Oscar Fetrás (16 February 1854 – 10 January 1931) was a German composer of popular dance music, military marches, piano pieces and arrangements.
He was regarded as the most talented light music composer that Northern Germany ever produced and from the start modelled his own composing on that of his idol, Johann Strauss Jr.

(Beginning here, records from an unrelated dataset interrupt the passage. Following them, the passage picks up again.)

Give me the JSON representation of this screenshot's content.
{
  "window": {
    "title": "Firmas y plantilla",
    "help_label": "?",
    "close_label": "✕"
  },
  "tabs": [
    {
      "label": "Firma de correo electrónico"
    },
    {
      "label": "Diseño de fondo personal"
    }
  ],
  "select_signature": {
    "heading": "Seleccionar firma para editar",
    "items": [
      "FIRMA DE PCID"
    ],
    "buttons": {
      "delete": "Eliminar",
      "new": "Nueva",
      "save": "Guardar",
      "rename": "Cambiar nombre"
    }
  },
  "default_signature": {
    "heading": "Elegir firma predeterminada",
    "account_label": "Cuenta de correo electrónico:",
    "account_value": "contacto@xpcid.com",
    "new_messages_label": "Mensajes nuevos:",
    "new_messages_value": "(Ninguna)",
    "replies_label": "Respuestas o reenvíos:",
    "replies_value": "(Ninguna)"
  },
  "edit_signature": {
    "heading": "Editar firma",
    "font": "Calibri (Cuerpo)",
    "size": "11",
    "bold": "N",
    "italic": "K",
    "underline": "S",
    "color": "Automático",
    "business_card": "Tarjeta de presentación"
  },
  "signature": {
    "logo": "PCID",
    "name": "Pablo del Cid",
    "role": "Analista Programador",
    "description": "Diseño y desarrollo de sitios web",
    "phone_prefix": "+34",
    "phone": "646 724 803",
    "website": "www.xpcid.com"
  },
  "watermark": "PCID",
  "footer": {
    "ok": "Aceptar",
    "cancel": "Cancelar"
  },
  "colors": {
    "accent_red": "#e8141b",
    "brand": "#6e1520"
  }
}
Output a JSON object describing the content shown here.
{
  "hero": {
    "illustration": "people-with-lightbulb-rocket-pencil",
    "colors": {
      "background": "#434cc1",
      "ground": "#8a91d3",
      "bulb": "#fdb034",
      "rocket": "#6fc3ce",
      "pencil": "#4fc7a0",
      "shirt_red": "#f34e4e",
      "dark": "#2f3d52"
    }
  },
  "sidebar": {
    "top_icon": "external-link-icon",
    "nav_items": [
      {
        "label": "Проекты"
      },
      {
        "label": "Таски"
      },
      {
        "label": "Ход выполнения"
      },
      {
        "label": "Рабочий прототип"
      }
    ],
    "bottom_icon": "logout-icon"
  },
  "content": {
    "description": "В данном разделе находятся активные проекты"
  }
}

As a gift of thanks for his waltz "Mondnacht auf der Alster" which brought Hamburg international acclaim, the local business community gave Fetrás a bronze statue of the Roman god Hermes/Mercurius by the French artist Marius Montagne.
This statue is the only remaining possession of Fetrás which survived the World War II bombings and is now owned privately in Henstedt-Ulzburg near Hamburg.
It might have been Franz von Blon, at that time the conductor of the Stadttheater Orchestra, who introduced "Mondnacht auf der Alster" at the inaugural concert for the 1888 ball season.
In 1904 he won a prize for his composition "Frühlingsluft" and later he wrote Reiche Mädchen, a reworking of Johann Strauss's 1897 operetta Die Göttin der Vernunft.
In 1943, the Uhlenhorster Fährhaus was destroyed by Allied bombing, and with it was lost the original score of Fetrás's most famous work "Mondnacht auf der Alster".